Hessen: Den Killergasen auf der Spur

Neues Kompetenzteam des Darmstädter Regierungspräsidiums spürt illegalen Handel auf und kontrolliert Werkstätten. Bei Verstößen drohen Strafen von bis zu 200 000 Euro.
Sie sind in Kälte- und Klimaanlagen zu finden, kommen beim Aufschäumen von Dämmmaterial und Turnschuhsohlen zum Einsatz, in Feuerlöschern. Und sie gelten als extrem klimaschädlich: Das Treibhauspotenzial von fluorierten Treibhausgasen übersteigt das von CO2 oft um mehr als das Tausendfache.

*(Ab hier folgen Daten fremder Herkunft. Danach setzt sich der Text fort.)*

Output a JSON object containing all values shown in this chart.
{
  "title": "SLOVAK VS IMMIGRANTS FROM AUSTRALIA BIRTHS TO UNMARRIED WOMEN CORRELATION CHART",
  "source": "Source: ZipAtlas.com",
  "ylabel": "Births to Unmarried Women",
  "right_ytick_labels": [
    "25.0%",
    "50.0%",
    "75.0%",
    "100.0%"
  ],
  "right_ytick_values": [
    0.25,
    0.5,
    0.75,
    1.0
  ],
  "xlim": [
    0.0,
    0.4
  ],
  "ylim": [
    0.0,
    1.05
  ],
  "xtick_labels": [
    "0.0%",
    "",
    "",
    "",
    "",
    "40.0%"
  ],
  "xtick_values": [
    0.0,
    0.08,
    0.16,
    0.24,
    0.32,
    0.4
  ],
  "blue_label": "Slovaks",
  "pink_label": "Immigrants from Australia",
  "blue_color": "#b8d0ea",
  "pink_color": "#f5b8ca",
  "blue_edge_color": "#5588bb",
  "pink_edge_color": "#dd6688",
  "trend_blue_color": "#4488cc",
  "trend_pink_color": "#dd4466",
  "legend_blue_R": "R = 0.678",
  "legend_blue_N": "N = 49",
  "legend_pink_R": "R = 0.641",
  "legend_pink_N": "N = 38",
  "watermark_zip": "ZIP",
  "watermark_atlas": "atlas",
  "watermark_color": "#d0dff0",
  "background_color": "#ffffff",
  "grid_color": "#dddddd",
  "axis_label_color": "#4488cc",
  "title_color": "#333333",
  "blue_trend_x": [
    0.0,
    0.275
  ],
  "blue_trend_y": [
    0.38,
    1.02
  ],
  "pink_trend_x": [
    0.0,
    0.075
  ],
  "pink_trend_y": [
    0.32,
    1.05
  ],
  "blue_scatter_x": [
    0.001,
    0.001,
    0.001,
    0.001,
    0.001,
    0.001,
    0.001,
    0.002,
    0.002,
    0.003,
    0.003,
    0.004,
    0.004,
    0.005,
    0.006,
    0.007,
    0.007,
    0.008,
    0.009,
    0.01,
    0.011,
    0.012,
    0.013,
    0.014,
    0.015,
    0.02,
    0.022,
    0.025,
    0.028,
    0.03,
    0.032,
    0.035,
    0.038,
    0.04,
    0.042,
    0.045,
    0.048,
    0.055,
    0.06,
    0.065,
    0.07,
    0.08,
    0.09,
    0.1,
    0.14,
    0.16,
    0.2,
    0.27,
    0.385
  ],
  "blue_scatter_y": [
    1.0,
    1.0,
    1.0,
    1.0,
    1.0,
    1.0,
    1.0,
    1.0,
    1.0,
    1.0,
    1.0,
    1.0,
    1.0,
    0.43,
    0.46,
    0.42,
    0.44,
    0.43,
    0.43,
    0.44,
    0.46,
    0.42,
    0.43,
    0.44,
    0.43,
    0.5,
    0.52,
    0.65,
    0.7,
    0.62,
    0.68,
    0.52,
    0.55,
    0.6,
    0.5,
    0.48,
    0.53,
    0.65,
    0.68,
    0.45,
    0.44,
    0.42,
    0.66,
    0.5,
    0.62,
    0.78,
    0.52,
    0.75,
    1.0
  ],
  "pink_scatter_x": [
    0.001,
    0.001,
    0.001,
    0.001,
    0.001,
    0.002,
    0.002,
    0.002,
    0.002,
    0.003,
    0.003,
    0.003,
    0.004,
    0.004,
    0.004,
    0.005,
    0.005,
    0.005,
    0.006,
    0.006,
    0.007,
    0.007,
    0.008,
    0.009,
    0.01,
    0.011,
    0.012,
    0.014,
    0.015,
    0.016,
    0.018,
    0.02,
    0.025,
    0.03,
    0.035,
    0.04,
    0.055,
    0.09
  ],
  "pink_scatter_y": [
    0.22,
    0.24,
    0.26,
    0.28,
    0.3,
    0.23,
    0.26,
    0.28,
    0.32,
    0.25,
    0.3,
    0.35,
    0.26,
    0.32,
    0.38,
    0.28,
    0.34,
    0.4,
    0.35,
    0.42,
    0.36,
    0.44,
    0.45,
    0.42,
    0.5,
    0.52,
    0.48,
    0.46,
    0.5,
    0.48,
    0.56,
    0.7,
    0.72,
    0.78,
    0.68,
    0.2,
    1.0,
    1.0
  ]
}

Im Regierungspräsidium Darmstadt spürt jetzt ein fünfköpfiges Kompetenzteam den sogenannten F-Gasen nach. „Wir machen Hessen klimaneutral“, sagte Hessens Umweltministerin Priska Hinz (Grüne) am Mittwoch anlässlich des offiziellen Startschusses. Ein wichtiger Baustein sei dabei, die Verwendung dieser „Killergase“ zu reduzieren.
Illegale Angebote im Netz
Der illegale Handel mit F-Gasen blüht. Im Internet seien Do-it-yourself-Kits für die Autoklimaanlage erhältlich, auf Parkplätzen der EU wechselten Flaschen dubioser Herkunft ihre Besitzer, sagt Teamleiterin Angelika Hoops. Bislang waren den Aufsichtsbehörden im Darmstadt meist die Hände gebunden. Nach einer auf das Betreiben Hessens erfolgten Gesetzesänderung kann sie mit ihrem Team jetzt richtig loslegen: Onlineplattformen nach illegalen Angeboten durchforsten, Bezugsquellen und Liefermengen bei Wartungsbetrieben überprüfen und vor Ort kontrollieren, welche Behältnisse tatsächlich vorhanden sind.
F-Gase
In Kälte- und Klimaanlagen werden sie seit den 1990er Jahren als Ersatzkältemittel für die bis dahin verwendeten Fluorchlorkohlenwasserstoffe (FCKW) genutzt.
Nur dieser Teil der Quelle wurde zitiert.